Mir gefiel der leicht abfällige Unterton in Marecs Stimme überhaupt nicht: „Wir unternehmen nichts zusammen. Wenn wir abends unterwegs sind, hast du scheiß Laune. Tagsüber jammerst du mir die Ohren voll. Und wenn wir uns nicht sehen, meldest du dich nicht und schreibst wahrscheinlich den ganzen Tag mit dem Marini."
„Jetzt mach aber mal halblang!", fauchte ich zurück, „Mit Luca habe ich keinen Kontakt mehr. Seit der Trennung nicht. Ich schreibe mit Fabio und Valentino, weil das meine Freunde sind" „Ja ja, ist klar.", schnaubte er, doch ich überging das einfach: „Und meine scheiß Laune habe ich, weil du mich scheiße behandelst! Außerdem bin ich doch hier, oder nicht? Wie kannst du mir vorwerfen, wir unternehmen nichts zusammen oder ICH würde mich nicht melden?!? Du bist derjenige, der nicht antwortet!"
Darauf hatte er nur eine Antwort: „Du bist doch nur wegen deines Bruders hier.", „Wenn ich gewusst hätte, wie das hier endet, hätte ich gut darauf verzichten können.", gab ich zurück. Dann drehte ich mich um und ging. Das musste ich mir nicht geben.

Marec und ich sprachen nicht miteinander. Gestern Abend war ich ohne ein „Gute Nacht" ins Bett gegangen und heute waren wir uns bisher aus dem Weg gegangen.
Trotzdem war es für mich keine Frage gewesen, ob ich mich zu ihm in die Startaufstellung stellte. Wir waren ja nicht getrennt, sondern hatten nur gestritten. Das kam vor. Trotzdem unterstützte ich ihn noch.

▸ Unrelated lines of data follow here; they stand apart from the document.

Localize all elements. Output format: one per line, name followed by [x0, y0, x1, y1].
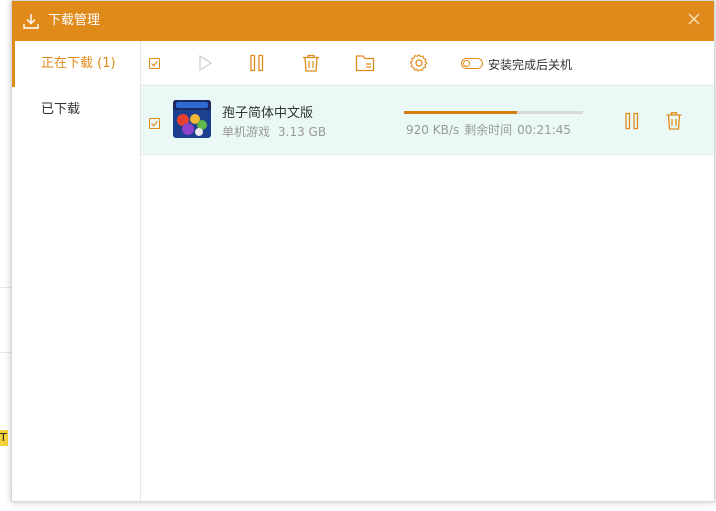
title-bar: 下载管理 — [12, 1, 714, 41]
progress-fill — [404, 111, 517, 114]
progress-bar — [404, 111, 583, 114]
background-divider — [0, 287, 11, 288]
download-manager-dialog: 下载管理 正在下载 (1) 已下载 安装完成后关机 孢子简体中文版 单机游戏 3… — [11, 0, 715, 502]
download-list-panel: 安装完成后关机 孢子简体中文版 单机游戏 3.13 GB 920 KB/s 剩余… — [141, 41, 714, 501]
row-pause-icon[interactable] — [624, 112, 640, 130]
download-meta: 单机游戏 3.13 GB — [222, 123, 334, 140]
row-checkbox[interactable] — [149, 118, 160, 129]
folder-icon[interactable] — [355, 54, 375, 72]
play-icon[interactable] — [195, 54, 215, 72]
background-tag: T — [0, 430, 8, 446]
toggle-knob — [463, 60, 470, 67]
pause-icon[interactable] — [247, 54, 267, 72]
download-size: 3.13 GB — [278, 125, 327, 139]
game-thumbnail — [173, 100, 211, 138]
remaining-time: 00:21:45 — [517, 123, 572, 137]
toggle-switch[interactable] — [461, 58, 483, 69]
gear-icon[interactable] — [409, 54, 429, 72]
sidebar-item-downloaded[interactable]: 已下载 — [12, 87, 140, 133]
window-title: 下载管理 — [48, 13, 101, 28]
select-all-checkbox[interactable] — [149, 58, 160, 69]
toggle-label: 安装完成后关机 — [488, 58, 573, 72]
trash-icon[interactable] — [301, 54, 321, 72]
sidebar: 正在下载 (1) 已下载 — [12, 41, 141, 501]
row-trash-icon[interactable] — [665, 111, 683, 130]
remaining-label: 剩余时间 — [464, 123, 513, 137]
sidebar-item-label: 已下载 — [41, 102, 81, 117]
background-divider — [0, 352, 11, 353]
check-icon — [151, 60, 158, 67]
download-status: 920 KB/s 剩余时间 00:21:45 — [406, 121, 576, 138]
download-category: 单机游戏 — [222, 125, 271, 139]
download-icon — [23, 14, 39, 29]
download-row[interactable]: 孢子简体中文版 单机游戏 3.13 GB 920 KB/s 剩余时间 00:21:45 — [141, 86, 714, 155]
sidebar-item-label: 正在下载 (1) — [41, 56, 116, 71]
game-cover-image — [173, 100, 211, 138]
sidebar-item-downloading[interactable]: 正在下载 (1) — [12, 41, 140, 87]
download-speed: 920 KB/s — [406, 123, 460, 137]
download-name: 孢子简体中文版 — [222, 106, 314, 121]
toolbar: 安装完成后关机 — [141, 41, 714, 86]
check-icon — [151, 120, 158, 127]
close-icon[interactable] — [686, 11, 702, 27]
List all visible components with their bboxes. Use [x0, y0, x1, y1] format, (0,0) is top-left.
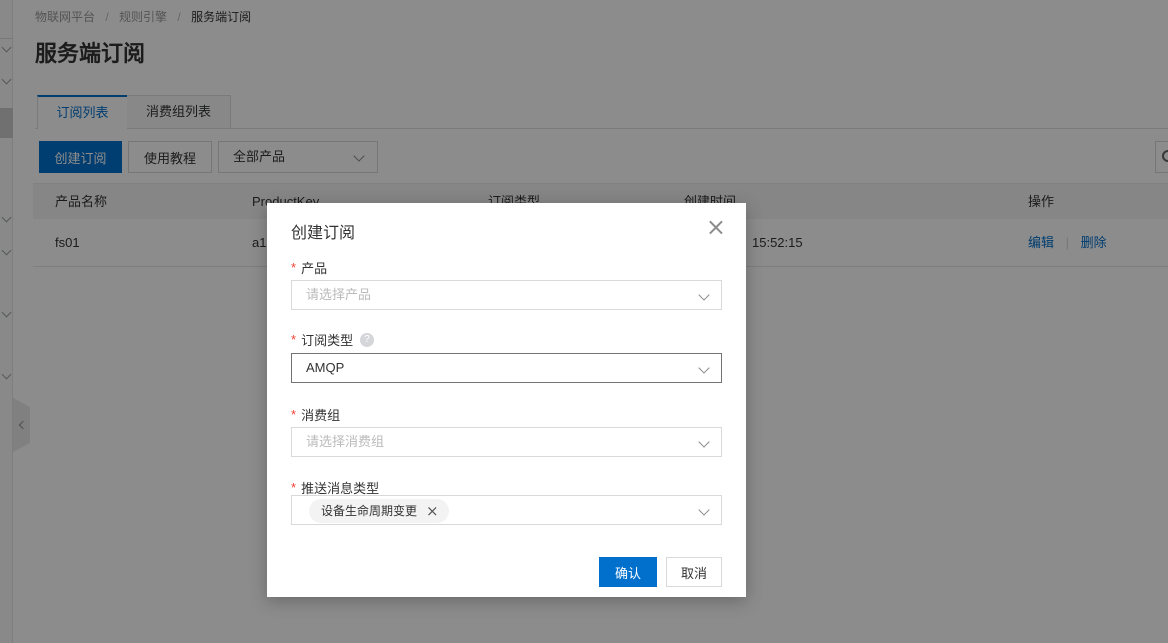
selected-tag-text: 设备生命周期变更 [321, 499, 417, 523]
required-mark: * [291, 407, 296, 422]
chevron-down-icon [698, 504, 709, 515]
product-placeholder: 请选择产品 [306, 287, 371, 302]
cancel-button[interactable]: 取消 [666, 557, 722, 587]
push-message-type-select[interactable]: 设备生命周期变更 × [291, 495, 722, 525]
selected-tag: 设备生命周期变更 × [309, 499, 449, 523]
consumer-group-select[interactable]: 请选择消费组 [291, 427, 722, 457]
product-field-label: * 产品 [291, 258, 327, 277]
modal-title: 创建订阅 [291, 219, 355, 243]
app-root: 物联网平台 / 规则引擎 / 服务端订阅 服务端订阅 订阅列表 消费组列表 创建… [0, 0, 1168, 643]
consumer-group-field-label: * 消费组 [291, 405, 340, 424]
help-icon[interactable]: ? [360, 333, 374, 347]
chevron-down-icon [698, 436, 709, 447]
product-label-text: 产品 [301, 258, 327, 277]
subscription-type-field-label: * 订阅类型 ? [291, 330, 374, 349]
consumer-group-placeholder: 请选择消费组 [306, 434, 384, 449]
required-mark: * [291, 480, 296, 495]
chevron-down-icon [698, 362, 709, 373]
close-icon[interactable]: × [706, 215, 726, 239]
consumer-group-label-text: 消费组 [301, 405, 340, 424]
confirm-button[interactable]: 确认 [599, 557, 657, 587]
subscription-type-label-text: 订阅类型 [301, 330, 353, 349]
subscription-type-select[interactable]: AMQP [291, 353, 722, 383]
chevron-down-icon [698, 289, 709, 300]
tag-remove-icon[interactable]: × [426, 499, 439, 523]
required-mark: * [291, 260, 296, 275]
required-mark: * [291, 332, 296, 347]
subscription-type-value: AMQP [306, 360, 344, 375]
create-subscription-modal: 创建订阅 × * 产品 请选择产品 * 订阅类型 ? AMQP * 消费组 请选… [267, 203, 746, 597]
product-select[interactable]: 请选择产品 [291, 280, 722, 310]
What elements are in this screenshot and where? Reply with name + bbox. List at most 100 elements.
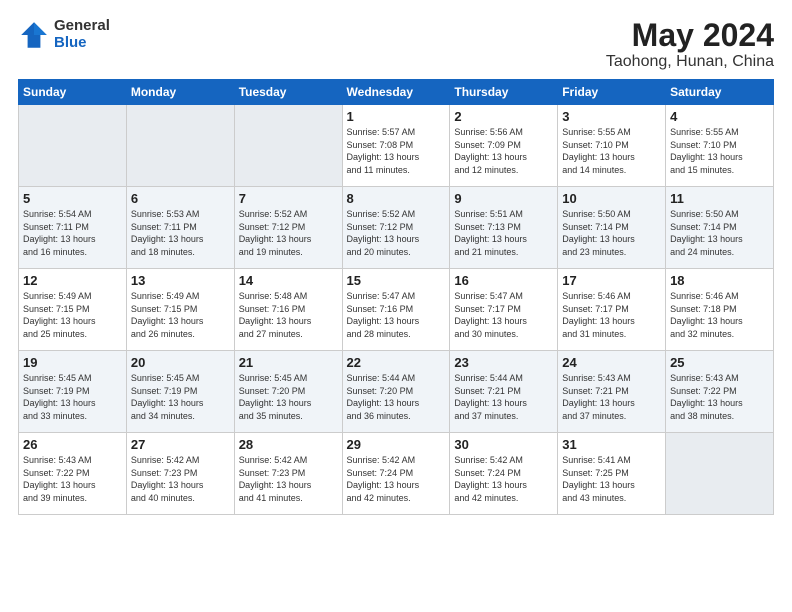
day-number: 26 — [23, 437, 122, 452]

Allerdings hatte ich es nicht eingesehen, mich in superschicke Klamotten zu schmeißen. So stand ich jetzt in Jeans, dickem Pulli und Turnschuhen neben ihm und hielt den gelben ADAC-Schirm fest.
Nach dem Start ging es für Marec kontinuierlich nach vorn. Für Flo nicht. Der schien Probleme mit dem Motorrad zu haben und verlor bis zum Rennende drei Plätze. Marec kam als Sechster ins Ziel.
Flos Reifenbild war eine Katastrophe. Es sah aus, als wäre sein Hinterrad unrund gelaufen. Da Papa ein Problem mit der Felge vermutete, baute er das Motorrad noch vor Ort auseinander. Wenn es nötig gewesen wäre, hätte er hier beim Rennservice Ersatzteile bekommen können.
Doch das Problem lag nicht am Rad selbst. Vier nebeneinanderliegende Rollen der Kette hatten sich verabschiedet. In diesem Moment waren wir mit dem 14. Platz plötzlich gar nicht mehr so unglücklich, sondern nur noch verdammt froh, dass Flo es ins Ziel geschafft hatte.
Ich hatte meiner Familie schließlich noch beim Einladen von Transporter und Wohnwagen geholfen und hatte dann die Heimreise nach Gelsenkirchen angetreten. Von Marec hatte ich mich nicht verabschiedet.